Legal Separation and Divorce are virtually the same in Wisconsin. They both legally end a marriage and the legal process is nearly identical for both. Therefore, this article applies equally to legal separations and divorces.
A question we often get shortly before or shortly after a divorce is filed is, “Can I change the locks on the house?” Sometimes, this is a strategic decision intended to seize the upper-hand by possessing and controlling access to the property. Other times, it is a safety decision fueled by a need to protect a spouse and their children or their property from damage or retribution by a disgruntled or violent spouse.
When and how you go about gaining exclusive use of your home and effectively forcing-out the other party will depend in large part on the reasons you need the other person out. There are typically two options for removing one party from their home while a divorce is pending, but “self-help” options such as changing the locks might be ineffective.
If you fall into the first category—that is, you want exclusive access to your home in order to preserve it and to ensure your spouse does not either create drama by coming and going unexpectedly or create issues by taking things from the home that you disagree with—then you should ask for “Temporary Orders.”
Temporary Orders are intended to determine how the parties will manage their affairs while a divorce is pending: When the parties will see their children; who will pay which bills; and who will get to continue living in the marital home.
However, sometimes courts refuse to make orders that force one party out of the home if there is not a legitimate threat of domestic violence and if there is no affordable and available alternative housing arrangement for the displaced spouse.
Family courts are obligated to try the best they can to preserve the marital estate. Therefore, they are not likely to force the parties to incur the additional cost of an apartment, moving expenses, and the cost of furnishings, etc. just because one party is “uncomfortable” continuing to live with a spouse while a divorce is pending.
If one party agrees to voluntarily move out, the courts will usually try to accommodate it by ensuring the party has enough money to support an additional household, but due to finances or other circumstances it is often impractical for parties to physically separate even if they want to.
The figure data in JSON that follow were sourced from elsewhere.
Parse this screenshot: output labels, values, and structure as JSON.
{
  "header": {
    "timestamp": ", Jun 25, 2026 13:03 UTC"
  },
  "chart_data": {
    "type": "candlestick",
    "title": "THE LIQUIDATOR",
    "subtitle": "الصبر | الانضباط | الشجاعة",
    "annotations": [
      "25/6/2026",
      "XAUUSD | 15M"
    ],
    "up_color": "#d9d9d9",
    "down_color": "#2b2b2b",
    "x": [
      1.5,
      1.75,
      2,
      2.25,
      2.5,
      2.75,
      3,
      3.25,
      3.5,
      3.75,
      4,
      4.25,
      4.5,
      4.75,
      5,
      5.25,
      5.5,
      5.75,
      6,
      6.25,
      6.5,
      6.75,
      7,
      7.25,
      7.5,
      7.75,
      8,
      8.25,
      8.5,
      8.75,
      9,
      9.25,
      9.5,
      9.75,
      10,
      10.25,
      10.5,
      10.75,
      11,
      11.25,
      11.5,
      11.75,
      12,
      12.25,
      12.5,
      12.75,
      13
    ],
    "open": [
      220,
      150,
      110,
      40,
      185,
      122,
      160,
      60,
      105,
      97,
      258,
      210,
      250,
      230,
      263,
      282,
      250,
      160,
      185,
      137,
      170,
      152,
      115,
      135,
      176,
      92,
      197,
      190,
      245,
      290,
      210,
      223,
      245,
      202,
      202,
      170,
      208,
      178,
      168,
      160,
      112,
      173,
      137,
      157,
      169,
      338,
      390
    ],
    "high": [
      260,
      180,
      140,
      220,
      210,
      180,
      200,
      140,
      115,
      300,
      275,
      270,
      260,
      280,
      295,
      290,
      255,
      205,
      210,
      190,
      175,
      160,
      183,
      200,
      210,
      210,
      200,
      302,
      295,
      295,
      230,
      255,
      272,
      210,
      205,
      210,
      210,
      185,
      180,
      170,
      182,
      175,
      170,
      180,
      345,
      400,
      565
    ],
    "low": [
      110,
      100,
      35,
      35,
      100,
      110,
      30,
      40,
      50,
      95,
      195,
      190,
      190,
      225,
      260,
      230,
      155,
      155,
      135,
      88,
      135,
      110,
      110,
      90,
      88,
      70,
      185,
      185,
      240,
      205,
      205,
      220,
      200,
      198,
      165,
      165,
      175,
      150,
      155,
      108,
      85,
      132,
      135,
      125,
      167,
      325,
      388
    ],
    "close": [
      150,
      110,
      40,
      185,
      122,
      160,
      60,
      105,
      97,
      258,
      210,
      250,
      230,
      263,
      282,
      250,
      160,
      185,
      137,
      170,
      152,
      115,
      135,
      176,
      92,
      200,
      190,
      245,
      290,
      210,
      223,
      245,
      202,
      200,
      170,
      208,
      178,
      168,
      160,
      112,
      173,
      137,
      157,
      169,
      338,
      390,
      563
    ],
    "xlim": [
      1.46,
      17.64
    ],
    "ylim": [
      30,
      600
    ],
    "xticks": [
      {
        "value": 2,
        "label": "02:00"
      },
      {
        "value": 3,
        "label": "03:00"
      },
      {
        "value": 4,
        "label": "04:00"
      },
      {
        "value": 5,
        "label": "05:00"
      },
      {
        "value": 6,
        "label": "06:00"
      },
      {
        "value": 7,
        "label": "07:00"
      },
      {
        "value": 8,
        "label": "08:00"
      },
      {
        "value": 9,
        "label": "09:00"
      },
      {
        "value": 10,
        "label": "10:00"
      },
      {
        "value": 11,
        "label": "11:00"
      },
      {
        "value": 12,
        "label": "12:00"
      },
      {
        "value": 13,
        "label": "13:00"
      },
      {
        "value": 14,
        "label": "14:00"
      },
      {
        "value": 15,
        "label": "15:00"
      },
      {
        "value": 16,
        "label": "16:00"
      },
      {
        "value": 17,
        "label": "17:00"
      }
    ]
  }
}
In such situations, the court will not force the parties apart and you will have to wait to change the locks until the divorce is finalized or the court awards you exclusive use of the home on a temporary basis.
If you fall into the second category and want to force your spouse out of the home because you are fearful of continuing to live together and believe there is a likelihood of domestic violence, you can seek a Restraining Order (called an “Injunction” in Wisconsin).
However, you typically cannot get a restraining order based upon hypothetical violence or threats of violence that have not yet occurred. Unfortunately, this means that if you are worried your spouse will react violently when you serve them with divorce papers, you cannot get a restraining order based on actions you merely anticipate. You can only get a restraining order based on actual violence or harassment or actual threats of violence or harassment.
If you succeed in getting a Temporary Injunction, it will prohibit your spouse from having contact with you or coming to your home while the temporary injunction is in effect (typically no more than two weeks). If the Temporary Injunction is extended to a Permanent Injunction after a hearing, it is possible your spouse will be prohibited from coming to your house (or any residence occupied by you) for a term of up to four years.
But if the Temporary or Permanent Injunctions are denied, your spouse will not be prohibited from coming to your home or occupying it with you.
If you argue at a temporary hearing that you want the other spouse out of the home due to domestic violence concerns, the commissioner will likely ask why you have not filed a restraining order. If you have not filed for a restraining order, or if you filed but it was denied, a court commissioner may be skeptical of your claims and may feel you are only making such claims in an effort to kick your spouse out of the home. In such situations, a request to force your spouse out of the home can backfire. The court may say that if you are concerned, YOU should move out.
As a general rule, it is not illegal to change the locks on a home that you own. However, if you and your spouse jointly own the home, that means it is also not illegal for him to change the locks back. If you change the locks on your home, your spouse may damage the home by breaking into it—this also is not illegal. You (or your spouse) are free to break the windows, pick the locks, or kick in the door of your own home.
If you do not own your residence—that is, if you rent or if a third party owns it (such as your parents), you typically cannot change the locks without the express permission of the property owner. Changing the locks without permission would likely be a violation of the terms of your lease and could leave you subject to financial penalties and even eviction.
If a third party (your parents or another family member) owns the home you live in, it is possible the property owner could force your spouse to vacate the property. However, depending on the circumstances, it is likely your spouse has rights and responsibilities as a tenant and that they cannot be summarily kicked out or denied access to the property without proper notice.
Even if the home is solely in your name and you are the one who solely pays the mortgage, if your spouse lives there, too, they have a marital property interest in the home and a right to be there. You have the right to change the locks—but so do they. You have a right to tell them to leave—but they have an equal right to tell you to leave. In Wisconsin, property titled in only one spouse’s name is still marital property.